Last week, President Biden announced he is extending the payment pause on federal student loans until at least September, which is great for a lot of people.

But the president has been under a lot of pressure to forgive student debt completely.

Financial aid researcher Mark Kantrowitz addressed viewers’ questions on financial aid during an appearance on “Morning in America.”

NewsNation viewer Richard Sira from Michigan paid off his daughter’s advanced degree college debt, but said “it took me 14 years” to do it.

Now the retired health care professional has grandchildren to start thinking about. 

Q: Why has the cost of colleges gotten so expensive? Considering these colleges pay their basketball and football coaches millions of dollars and their CEOs hundreds of thousands of dollars? Why are we paying so much money per student?

According to Kantrowitz, most of the cost of a college education is in the cost of instruction and the cost of staff.

There are also some energy costs, equipment costs and facilities costs, all of which go up faster than the consumer price index.

And when you throw in the multiplier effect from offering need-based financial aid, it causes costs to go up twice as fast as the inflation rate.

Kantrowitz said what we’re seeing is the impact of long-term trends, especially with cuts in government support on a per-student, inflation-adjusted basis.

Colleges don’t sit on piles of money, he said. So the idea that they could just spend more from their endowment, which they certainly could, wouldn’t make a difference.

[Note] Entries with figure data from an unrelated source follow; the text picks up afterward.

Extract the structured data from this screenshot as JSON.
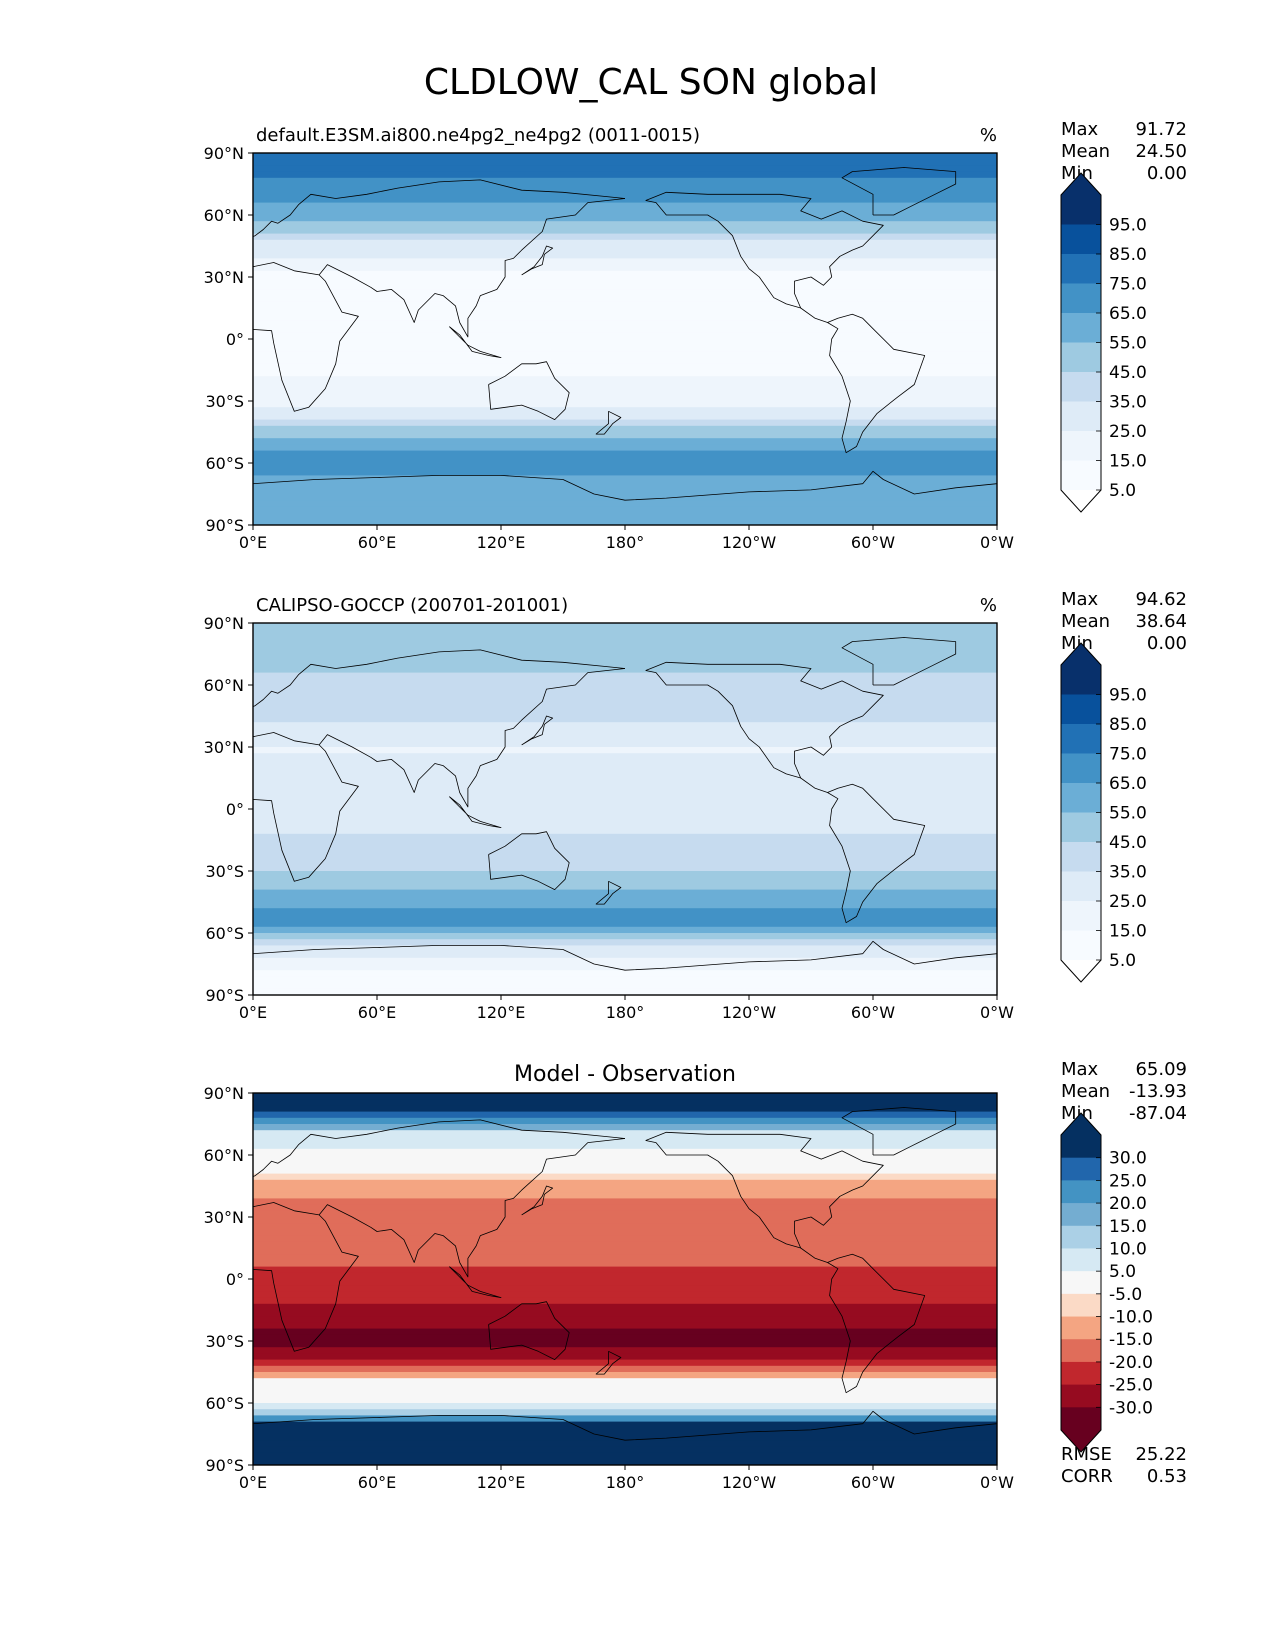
{
  "figure": {
    "title": "CLDLOW_CAL SON global"
  },
  "chart_data": [
    {
      "type": "heatmap",
      "title": "default.E3SM.ai800.ne4pg2_ne4pg2 (0011-0015)",
      "units": "%",
      "x_ticks": [
        "0°E",
        "60°E",
        "120°E",
        "180°",
        "120°W",
        "60°W",
        "0°W"
      ],
      "y_ticks": [
        "90°N",
        "60°N",
        "30°N",
        "0°",
        "30°S",
        "60°S",
        "90°S"
      ],
      "xlim": [
        0,
        360
      ],
      "ylim": [
        -90,
        90
      ],
      "stats": [
        {
          "label": "Max",
          "value": "91.72"
        },
        {
          "label": "Mean",
          "value": "24.50"
        },
        {
          "label": "Min",
          "value": "0.00"
        }
      ],
      "colorbar": {
        "labels": [
          "95.0",
          "85.0",
          "75.0",
          "65.0",
          "55.0",
          "45.0",
          "35.0",
          "25.0",
          "15.0",
          "5.0"
        ],
        "colors": [
          "#08306b",
          "#08519c",
          "#2171b5",
          "#4292c6",
          "#6baed6",
          "#9ecae1",
          "#c6dbef",
          "#deebf7",
          "#eef5fc",
          "#f7fbff"
        ]
      },
      "zonal_profile": [
        {
          "lat": 90,
          "value": 82
        },
        {
          "lat": 75,
          "value": 72
        },
        {
          "lat": 60,
          "value": 60
        },
        {
          "lat": 45,
          "value": 32
        },
        {
          "lat": 30,
          "value": 12
        },
        {
          "lat": 15,
          "value": 4
        },
        {
          "lat": 0,
          "value": 12
        },
        {
          "lat": -15,
          "value": 14
        },
        {
          "lat": -30,
          "value": 20
        },
        {
          "lat": -45,
          "value": 48
        },
        {
          "lat": -55,
          "value": 68
        },
        {
          "lat": -65,
          "value": 66
        },
        {
          "lat": -75,
          "value": 58
        },
        {
          "lat": -90,
          "value": 62
        }
      ]
    },
    {
      "type": "heatmap",
      "title": "CALIPSO-GOCCP (200701-201001)",
      "units": "%",
      "x_ticks": [
        "0°E",
        "60°E",
        "120°E",
        "180°",
        "120°W",
        "60°W",
        "0°W"
      ],
      "y_ticks": [
        "90°N",
        "60°N",
        "30°N",
        "0°",
        "30°S",
        "60°S",
        "90°S"
      ],
      "xlim": [
        0,
        360
      ],
      "ylim": [
        -90,
        90
      ],
      "stats": [
        {
          "label": "Max",
          "value": "94.62"
        },
        {
          "label": "Mean",
          "value": "38.64"
        },
        {
          "label": "Min",
          "value": "0.00"
        }
      ],
      "colorbar": {
        "labels": [
          "95.0",
          "85.0",
          "75.0",
          "65.0",
          "55.0",
          "45.0",
          "35.0",
          "25.0",
          "15.0",
          "5.0"
        ],
        "colors": [
          "#08306b",
          "#08519c",
          "#2171b5",
          "#4292c6",
          "#6baed6",
          "#9ecae1",
          "#c6dbef",
          "#deebf7",
          "#eef5fc",
          "#f7fbff"
        ]
      },
      "zonal_profile": [
        {
          "lat": 82,
          "value": 52
        },
        {
          "lat": 70,
          "value": 48
        },
        {
          "lat": 60,
          "value": 42
        },
        {
          "lat": 45,
          "value": 38
        },
        {
          "lat": 30,
          "value": 24
        },
        {
          "lat": 15,
          "value": 28
        },
        {
          "lat": 0,
          "value": 30
        },
        {
          "lat": -15,
          "value": 36
        },
        {
          "lat": -30,
          "value": 44
        },
        {
          "lat": -45,
          "value": 60
        },
        {
          "lat": -55,
          "value": 72
        },
        {
          "lat": -65,
          "value": 40
        },
        {
          "lat": -82,
          "value": 5
        }
      ]
    },
    {
      "type": "heatmap",
      "title": "Model - Observation",
      "x_ticks": [
        "0°E",
        "60°E",
        "120°E",
        "180°",
        "120°W",
        "60°W",
        "0°W"
      ],
      "y_ticks": [
        "90°N",
        "60°N",
        "30°N",
        "0°",
        "30°S",
        "60°S",
        "90°S"
      ],
      "xlim": [
        0,
        360
      ],
      "ylim": [
        -90,
        90
      ],
      "stats": [
        {
          "label": "Max",
          "value": "65.09"
        },
        {
          "label": "Mean",
          "value": "-13.93"
        },
        {
          "label": "Min",
          "value": "-87.04"
        }
      ],
      "metrics": [
        {
          "label": "RMSE",
          "value": "25.22"
        },
        {
          "label": "CORR",
          "value": "0.53"
        }
      ],
      "colorbar": {
        "labels": [
          "30.0",
          "25.0",
          "20.0",
          "15.0",
          "10.0",
          "5.0",
          "-5.0",
          "-10.0",
          "-15.0",
          "-20.0",
          "-25.0",
          "-30.0"
        ],
        "colors": [
          "#053061",
          "#2166ac",
          "#4393c3",
          "#74add1",
          "#abd0e6",
          "#d6e9f3",
          "#f7f7f7",
          "#fbdac6",
          "#f4a582",
          "#e06d5a",
          "#c1272d",
          "#960b20",
          "#67001f"
        ]
      },
      "zonal_profile": [
        {
          "lat": 82,
          "value": 32
        },
        {
          "lat": 70,
          "value": 8
        },
        {
          "lat": 60,
          "value": 4
        },
        {
          "lat": 45,
          "value": -12
        },
        {
          "lat": 30,
          "value": -20
        },
        {
          "lat": 15,
          "value": -18
        },
        {
          "lat": 0,
          "value": -22
        },
        {
          "lat": -15,
          "value": -26
        },
        {
          "lat": -30,
          "value": -32
        },
        {
          "lat": -40,
          "value": -24
        },
        {
          "lat": -50,
          "value": -4
        },
        {
          "lat": -60,
          "value": 2
        },
        {
          "lat": -70,
          "value": 30
        },
        {
          "lat": -82,
          "value": 32
        }
      ]
    }
  ]
}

Most colleges are recirculating tuition revenue in the form of grants to lower-income students. What they could do is increase class sizes, which means that one faculty member would be teaching more students, which does affect the quality of education.

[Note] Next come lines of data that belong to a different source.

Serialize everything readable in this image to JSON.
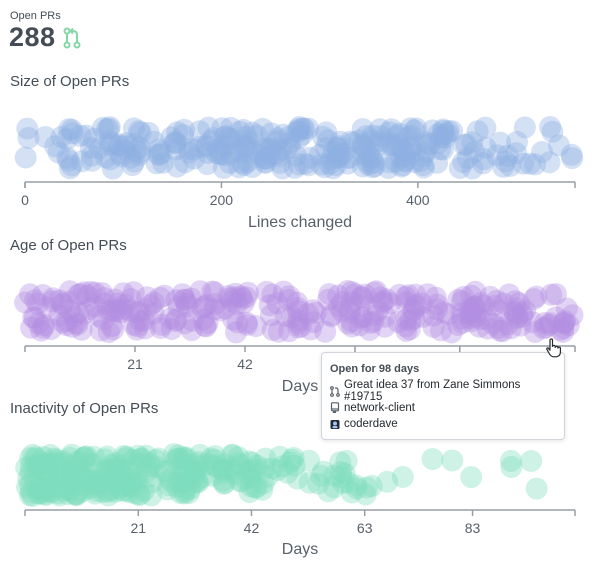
{
  "header": {
    "label": "Open PRs",
    "count": "288",
    "pr_icon": "git-pull-request-icon"
  },
  "colors": {
    "size_dots": "#8fb0e3",
    "age_dots": "#b48ee3",
    "inactivity_dots": "#7fdcbd",
    "axis": "#959da5",
    "tooltip_border": "#d1d5da"
  },
  "chart_data": [
    {
      "type": "scatter",
      "title": "Size of Open PRs",
      "xlabel": "Lines changed",
      "xlim": [
        0,
        560
      ],
      "xticks": [
        0,
        200,
        400
      ],
      "tick_labels": [
        "0",
        "200",
        "400"
      ],
      "n_points": 288,
      "density": [
        [
          30,
          0.25
        ],
        [
          80,
          0.5
        ],
        [
          150,
          0.8
        ],
        [
          180,
          1.0
        ],
        [
          300,
          1.0
        ],
        [
          370,
          0.85
        ],
        [
          420,
          0.65
        ],
        [
          470,
          0.4
        ],
        [
          520,
          0.25
        ],
        [
          560,
          0.15
        ]
      ]
    },
    {
      "type": "scatter",
      "title": "Age of Open PRs",
      "xlabel": "Days",
      "xlim": [
        0,
        105
      ],
      "xticks": [
        21,
        42,
        63,
        83
      ],
      "tick_labels": [
        "21",
        "42",
        "63",
        ""
      ],
      "n_points": 288,
      "density": [
        [
          0,
          0.9
        ],
        [
          20,
          1.0
        ],
        [
          50,
          1.0
        ],
        [
          80,
          0.95
        ],
        [
          105,
          0.9
        ]
      ]
    },
    {
      "type": "scatter",
      "title": "Inactivity of Open PRs",
      "xlabel": "Days",
      "xlim": [
        0,
        102
      ],
      "xticks": [
        21,
        42,
        63,
        83
      ],
      "tick_labels": [
        "21",
        "42",
        "63",
        "83"
      ],
      "n_points": 288,
      "density": [
        [
          0,
          1.0
        ],
        [
          15,
          1.0
        ],
        [
          30,
          0.7
        ],
        [
          45,
          0.35
        ],
        [
          55,
          0.2
        ],
        [
          65,
          0.08
        ],
        [
          75,
          0.04
        ],
        [
          85,
          0.02
        ],
        [
          102,
          0.01
        ]
      ]
    }
  ],
  "tooltip": {
    "title": "Open for 98 days",
    "pr_title": "Great idea 37 from Zane Simmons #19715",
    "repo": "network-client",
    "author": "coderdave"
  }
}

They’ve also been hiring more part-time faculty since they don’t pay them benefits, which also isn’t entirely fair to those faculty.

Q: Do you have any advice for young people who are paying off their own college?

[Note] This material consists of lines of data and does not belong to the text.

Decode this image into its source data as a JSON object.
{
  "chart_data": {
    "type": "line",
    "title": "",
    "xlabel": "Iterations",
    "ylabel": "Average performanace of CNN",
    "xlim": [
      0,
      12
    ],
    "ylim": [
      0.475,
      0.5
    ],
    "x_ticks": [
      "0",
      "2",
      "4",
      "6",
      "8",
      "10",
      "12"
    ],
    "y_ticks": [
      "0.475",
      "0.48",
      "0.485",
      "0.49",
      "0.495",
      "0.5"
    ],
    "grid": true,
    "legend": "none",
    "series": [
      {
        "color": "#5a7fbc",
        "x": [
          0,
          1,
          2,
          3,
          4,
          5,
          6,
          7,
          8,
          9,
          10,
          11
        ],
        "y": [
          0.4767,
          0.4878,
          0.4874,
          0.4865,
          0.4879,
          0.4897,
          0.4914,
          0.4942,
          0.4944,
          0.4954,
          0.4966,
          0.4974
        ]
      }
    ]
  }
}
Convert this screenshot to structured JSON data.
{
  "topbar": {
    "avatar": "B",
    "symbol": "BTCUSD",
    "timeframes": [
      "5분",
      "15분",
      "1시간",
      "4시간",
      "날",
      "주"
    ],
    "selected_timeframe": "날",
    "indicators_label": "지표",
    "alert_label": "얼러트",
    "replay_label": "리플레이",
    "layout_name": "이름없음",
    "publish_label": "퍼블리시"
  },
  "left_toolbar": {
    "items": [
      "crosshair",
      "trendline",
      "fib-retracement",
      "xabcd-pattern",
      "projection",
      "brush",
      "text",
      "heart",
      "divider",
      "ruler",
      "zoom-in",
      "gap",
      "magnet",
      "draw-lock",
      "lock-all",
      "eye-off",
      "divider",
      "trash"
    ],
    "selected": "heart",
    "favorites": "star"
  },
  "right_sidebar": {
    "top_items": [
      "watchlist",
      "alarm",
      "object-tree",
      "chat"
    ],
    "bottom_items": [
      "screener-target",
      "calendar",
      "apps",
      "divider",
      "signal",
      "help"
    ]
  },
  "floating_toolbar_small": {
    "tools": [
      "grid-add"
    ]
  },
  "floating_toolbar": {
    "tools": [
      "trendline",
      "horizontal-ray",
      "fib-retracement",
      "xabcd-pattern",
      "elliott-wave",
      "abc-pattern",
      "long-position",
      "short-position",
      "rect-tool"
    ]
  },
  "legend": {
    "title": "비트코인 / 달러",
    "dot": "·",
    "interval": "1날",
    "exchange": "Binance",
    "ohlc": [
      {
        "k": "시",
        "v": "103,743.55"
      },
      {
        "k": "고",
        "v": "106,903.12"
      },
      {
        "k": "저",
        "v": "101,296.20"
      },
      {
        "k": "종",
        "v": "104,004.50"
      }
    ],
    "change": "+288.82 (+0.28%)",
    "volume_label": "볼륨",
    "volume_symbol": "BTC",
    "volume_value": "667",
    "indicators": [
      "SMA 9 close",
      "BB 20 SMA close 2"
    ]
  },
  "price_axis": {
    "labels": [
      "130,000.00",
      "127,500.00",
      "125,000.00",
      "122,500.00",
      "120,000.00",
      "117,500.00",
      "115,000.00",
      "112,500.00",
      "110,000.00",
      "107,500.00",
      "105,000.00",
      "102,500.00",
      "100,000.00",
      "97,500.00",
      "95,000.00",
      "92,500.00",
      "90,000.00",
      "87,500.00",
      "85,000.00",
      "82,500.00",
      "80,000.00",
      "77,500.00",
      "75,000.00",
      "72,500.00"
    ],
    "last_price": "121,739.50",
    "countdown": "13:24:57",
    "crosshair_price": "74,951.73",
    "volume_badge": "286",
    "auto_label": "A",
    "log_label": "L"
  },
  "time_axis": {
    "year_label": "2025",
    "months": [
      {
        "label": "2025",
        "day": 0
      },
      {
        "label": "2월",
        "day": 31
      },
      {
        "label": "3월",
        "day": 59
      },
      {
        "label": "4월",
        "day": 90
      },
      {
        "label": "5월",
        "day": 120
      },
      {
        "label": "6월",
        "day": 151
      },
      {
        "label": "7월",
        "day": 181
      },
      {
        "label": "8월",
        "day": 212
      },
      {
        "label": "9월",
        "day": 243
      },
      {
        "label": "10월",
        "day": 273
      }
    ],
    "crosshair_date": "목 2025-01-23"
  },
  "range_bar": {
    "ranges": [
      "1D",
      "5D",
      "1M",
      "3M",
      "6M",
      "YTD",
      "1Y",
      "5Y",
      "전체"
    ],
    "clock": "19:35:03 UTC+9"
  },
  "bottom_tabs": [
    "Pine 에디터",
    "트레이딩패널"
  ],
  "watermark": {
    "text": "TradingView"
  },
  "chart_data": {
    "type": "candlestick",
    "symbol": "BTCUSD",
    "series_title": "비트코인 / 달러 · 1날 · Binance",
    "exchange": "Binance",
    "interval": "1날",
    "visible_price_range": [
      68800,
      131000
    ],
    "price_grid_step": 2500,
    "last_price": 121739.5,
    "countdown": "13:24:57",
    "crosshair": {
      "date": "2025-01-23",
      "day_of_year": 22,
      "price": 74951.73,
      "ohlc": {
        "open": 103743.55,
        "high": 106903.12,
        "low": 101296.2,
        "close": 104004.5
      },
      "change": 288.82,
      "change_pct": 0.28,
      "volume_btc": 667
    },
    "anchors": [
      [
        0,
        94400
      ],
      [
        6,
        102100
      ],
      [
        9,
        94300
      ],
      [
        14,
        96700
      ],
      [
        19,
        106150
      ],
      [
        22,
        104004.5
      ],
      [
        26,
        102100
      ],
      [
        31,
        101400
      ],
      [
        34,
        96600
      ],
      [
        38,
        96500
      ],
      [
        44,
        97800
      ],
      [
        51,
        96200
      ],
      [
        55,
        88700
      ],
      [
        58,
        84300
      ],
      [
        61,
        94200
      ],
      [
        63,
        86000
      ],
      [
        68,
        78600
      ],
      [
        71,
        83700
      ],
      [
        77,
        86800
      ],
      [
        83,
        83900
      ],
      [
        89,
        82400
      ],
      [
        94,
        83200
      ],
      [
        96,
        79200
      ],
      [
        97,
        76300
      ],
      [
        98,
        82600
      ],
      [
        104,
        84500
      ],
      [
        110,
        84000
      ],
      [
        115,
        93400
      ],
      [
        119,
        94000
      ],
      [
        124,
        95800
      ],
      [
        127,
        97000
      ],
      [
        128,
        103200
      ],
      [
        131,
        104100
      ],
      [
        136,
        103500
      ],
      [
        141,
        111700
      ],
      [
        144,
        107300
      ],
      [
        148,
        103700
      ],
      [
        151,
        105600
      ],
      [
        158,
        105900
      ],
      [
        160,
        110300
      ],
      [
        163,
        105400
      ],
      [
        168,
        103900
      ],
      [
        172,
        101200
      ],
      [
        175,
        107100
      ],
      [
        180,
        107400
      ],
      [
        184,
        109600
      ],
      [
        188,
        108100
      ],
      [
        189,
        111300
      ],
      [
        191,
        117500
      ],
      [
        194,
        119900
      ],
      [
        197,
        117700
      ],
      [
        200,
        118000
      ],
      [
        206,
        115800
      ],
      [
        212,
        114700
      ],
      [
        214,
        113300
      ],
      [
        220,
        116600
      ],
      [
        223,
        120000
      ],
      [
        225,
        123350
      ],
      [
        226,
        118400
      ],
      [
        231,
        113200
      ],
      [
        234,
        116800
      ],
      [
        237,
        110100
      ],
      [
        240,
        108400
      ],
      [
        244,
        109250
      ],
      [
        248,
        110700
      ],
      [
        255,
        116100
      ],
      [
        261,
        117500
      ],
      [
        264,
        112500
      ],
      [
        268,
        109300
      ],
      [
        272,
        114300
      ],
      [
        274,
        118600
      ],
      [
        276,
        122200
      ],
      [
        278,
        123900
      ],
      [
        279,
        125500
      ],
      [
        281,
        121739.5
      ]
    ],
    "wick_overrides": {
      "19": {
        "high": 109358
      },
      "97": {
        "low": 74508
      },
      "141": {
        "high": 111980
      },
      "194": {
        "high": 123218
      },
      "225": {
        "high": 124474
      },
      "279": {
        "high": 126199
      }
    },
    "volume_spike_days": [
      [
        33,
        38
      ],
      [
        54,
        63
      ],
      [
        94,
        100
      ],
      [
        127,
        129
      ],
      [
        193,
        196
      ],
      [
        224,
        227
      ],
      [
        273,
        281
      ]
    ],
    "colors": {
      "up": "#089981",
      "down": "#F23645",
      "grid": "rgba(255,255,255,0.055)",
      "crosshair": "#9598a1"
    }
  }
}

According to Kantrowitz, sign up for autopay where your monthly payment is automatically transferred to the lender. Not only are you less likely to be late with a payment but you’ll get an interest rate reduction as an incentive.

“Typically, a quarter of a percent on federal loans and as much as half a percent on private student loans,” he said.

Claim the student loan interest deduction on your taxes. That lets you claim it even if you don’t itemize deductions.

And obviously, save before college.

Also, look at the net price of the college. Choose a less expensive college such as an in-state public college. Even though they give less financial aid, they are a quarter to a third of the cost of a private college, so they’re going to be less expensive, even with no financial aid.